Volution Group plc delivered first-half fiscal 2026 results that exceeded market forecasts, with adjusted earnings per share coming in 4% ahead of consensus. The ventilation products manufacturer recorded revenue of 229 million for the period, a 22% increase year-on-year. Organic revenue expansion was 4.2%, of which pricing contributed 0.6 percentage points. Mergers and acquisitions accounted for a 16.4% uplift and foreign exchange provided a 1.1% tailwind to top-line growth.

Earnings before interest, tax and amortization (EBITA) rose to 51.6 million, up 21% from the prior year and 2% ahead of consensus estimates. Reported EBITA margin was 22.6%, a slight decline of 10 basis points compared with the year-earlier period. Reported earnings per share increased 19% to 18.2p.

Capital allocation and balance sheet

The company increased its interim dividend by 18% and reported strong cash conversion of 98%. Net debt at period end was 186 million, with leverage at 1.3 times, reflecting the balance between acquisition activity and cash generation.

Regional performance

All three geographic divisions reported organic revenue growth that fell within Volution's stated framework range of 3% to 5%.

  • United Kingdom: Organic revenue grew 3.8%. Residential sales rose 4.2%, exports jumped 20.3% and OEM business expanded 7.6%. Commercial revenue declined 7.3%. UK margins improved 60 basis points to 26.3%.
  • Europe: Organic revenue increased 5.3%, with the Nordics up 4.1% and Central Europe up 6.0%. The ClimaRad business in the Netherlands was highlighted as a particularly strong performer, while Germany has stabilised. Belgium and France were cited as remaining challenging. European margins expanded 120 basis points to 25.3%.
  • Australasia: Organic revenue growth was 3.3%, driven by residential growth of 5.2% and commercial growth of 1.9%. The acquired Fantech business contributed 227% to divisional growth. In New Zealand, residential gains were supported by the 2023 acquisition of DVS. Margins in the region declined 100 basis points, with the company attributing the contraction to the impact of the Fantech acquisition.

Outlook

The board now expects adjusted earnings per share for fiscal 2026 to be at the top end of the range of market forecasts, an upgrade of approximately 2% from prior guidance.
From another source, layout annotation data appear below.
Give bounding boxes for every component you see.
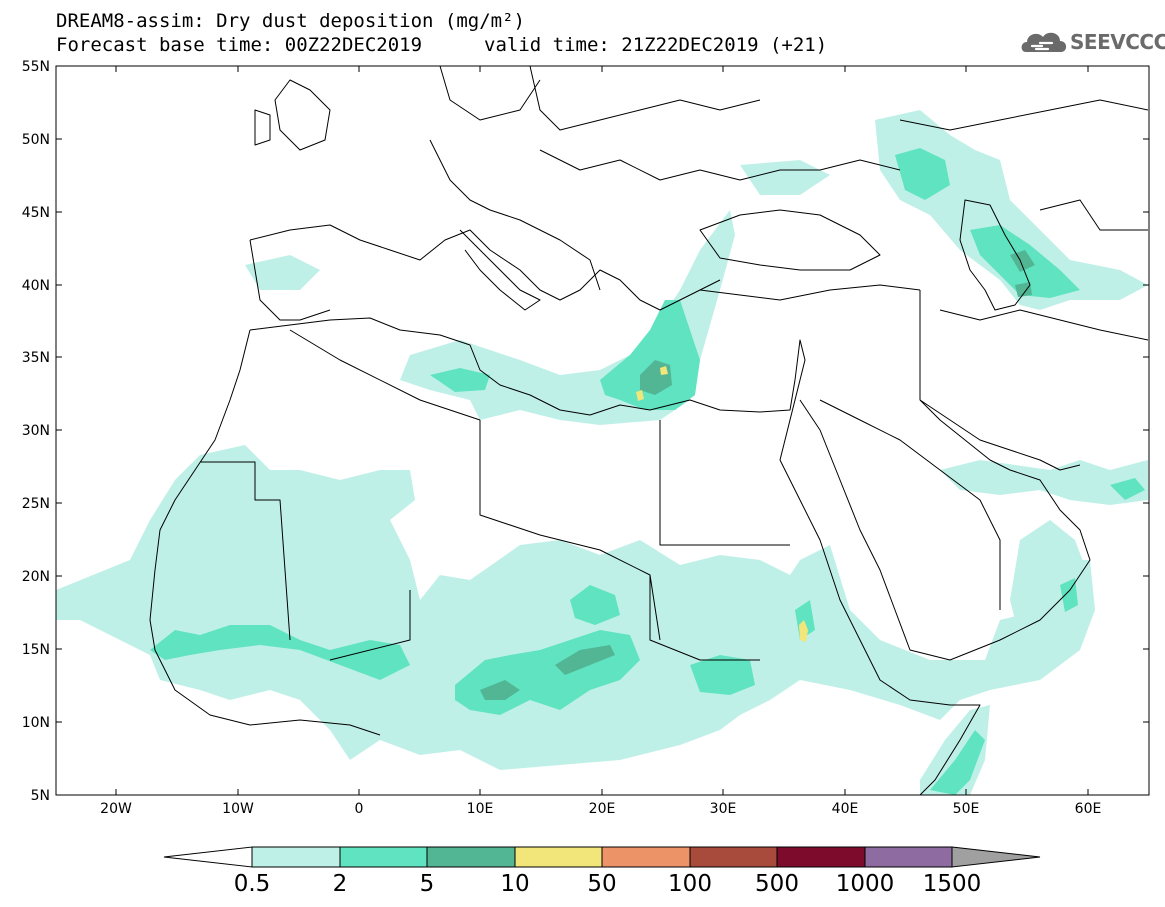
lat-label-20n: 20N bbox=[22, 569, 50, 585]
lon-label-0: 0 bbox=[355, 801, 364, 817]
colorbar-arrow-high bbox=[951, 846, 1041, 868]
colorbar-swatch-2 bbox=[339, 846, 428, 868]
lon-label-20e: 20E bbox=[589, 801, 616, 817]
colorbar-swatch-1 bbox=[251, 846, 341, 868]
lat-labels: 55N 50N 45N 40N 35N 30N 25N 20N 15N 10N … bbox=[22, 59, 50, 804]
forecast-base-time: Forecast base time: 00Z22DEC2019 bbox=[56, 34, 423, 56]
lon-label-30e: 30E bbox=[710, 801, 737, 817]
colorbar-label-1: 2 bbox=[333, 871, 348, 897]
colorbar-label-5: 100 bbox=[668, 871, 712, 897]
colorbar bbox=[163, 846, 1041, 868]
lat-label-10n: 10N bbox=[22, 715, 50, 731]
lat-label-40n: 40N bbox=[22, 278, 50, 294]
dust-fields bbox=[56, 110, 1148, 795]
lat-label-5n: 5N bbox=[31, 788, 50, 804]
colorbar-swatch-7 bbox=[776, 846, 866, 868]
colorbar-label-4: 50 bbox=[587, 871, 616, 897]
colorbar-swatch-6 bbox=[689, 846, 778, 868]
colorbar-arrow-low bbox=[163, 846, 253, 868]
colorbar-label-7: 1000 bbox=[836, 871, 895, 897]
seevccc-logo: SEEVCCC bbox=[1018, 26, 1165, 62]
valid-time: valid time: 21Z22DEC2019 (+21) bbox=[484, 34, 828, 56]
lat-label-45n: 45N bbox=[22, 205, 50, 221]
map-title: DREAM8-assim: Dry dust deposition (mg/m²… bbox=[56, 10, 525, 32]
colorbar-swatch-4 bbox=[514, 846, 603, 868]
cloud-logo-icon bbox=[1021, 32, 1067, 52]
lon-label-20w: 20W bbox=[100, 801, 132, 817]
colorbar-swatch-3 bbox=[426, 846, 516, 868]
lon-labels: 20W 10W 0 10E 20E 30E 40E 50E 60E bbox=[100, 801, 1101, 817]
lon-label-60e: 60E bbox=[1075, 801, 1102, 817]
colorbar-label-2: 5 bbox=[420, 871, 435, 897]
lat-label-30n: 30N bbox=[22, 423, 50, 439]
lat-ticks bbox=[56, 65, 1149, 796]
lat-label-15n: 15N bbox=[22, 642, 50, 658]
logo-text: SEEVCCC bbox=[1070, 30, 1165, 54]
colorbar-label-0: 0.5 bbox=[234, 871, 271, 897]
lat-label-35n: 35N bbox=[22, 350, 50, 366]
colorbar-label-3: 10 bbox=[500, 871, 529, 897]
colorbar-labels: 0.5 2 5 10 50 100 500 1000 1500 bbox=[234, 871, 982, 897]
lat-label-55n: 55N bbox=[22, 59, 50, 75]
colorbar-swatch-5 bbox=[601, 846, 691, 868]
colorbar-swatch-8 bbox=[864, 846, 953, 868]
lon-label-50e: 50E bbox=[953, 801, 980, 817]
lon-ticks bbox=[115, 66, 1089, 795]
lon-label-10w: 10W bbox=[222, 801, 254, 817]
coastlines-borders bbox=[149, 66, 1149, 795]
colorbar-label-8: 1500 bbox=[923, 871, 982, 897]
lat-label-50n: 50N bbox=[22, 132, 50, 148]
colorbar-label-6: 500 bbox=[755, 871, 799, 897]
lon-label-40e: 40E bbox=[832, 801, 859, 817]
lon-label-10e: 10E bbox=[467, 801, 494, 817]
lat-label-25n: 25N bbox=[22, 496, 50, 512]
Management's commentary signals confidence in the company's ability to convert revenue gains into sustained earnings, while continuing to integrate recent acquisitions.


Analytical note

The H1 results show a mix of organic momentum, pricing contribution and substantial M&A-driven expansion. Margin trends vary by region - with UK and Europe delivering margin expansion, while Australasia experienced margin dilution linked to acquisition accounting and integration costs. Net leverage remains moderate at 1.3 times and near-full cash conversion supports the dividend increase and the board's upgraded EPS placement for the year.

Risks

  • Regional performance disparities - Belgium and France were described as challenging, which could weigh on European recovery in certain markets.
  • Commercial demand softness in the UK - commercial revenue fell 7.3%, presenting a downside risk to UK divisional momentum if the trend persists.
  • Margin pressure in Australasia attributable to acquisition integration - margins declined 100 basis points following the Fantech acquisition, highlighting execution and integration risk for M&A activity.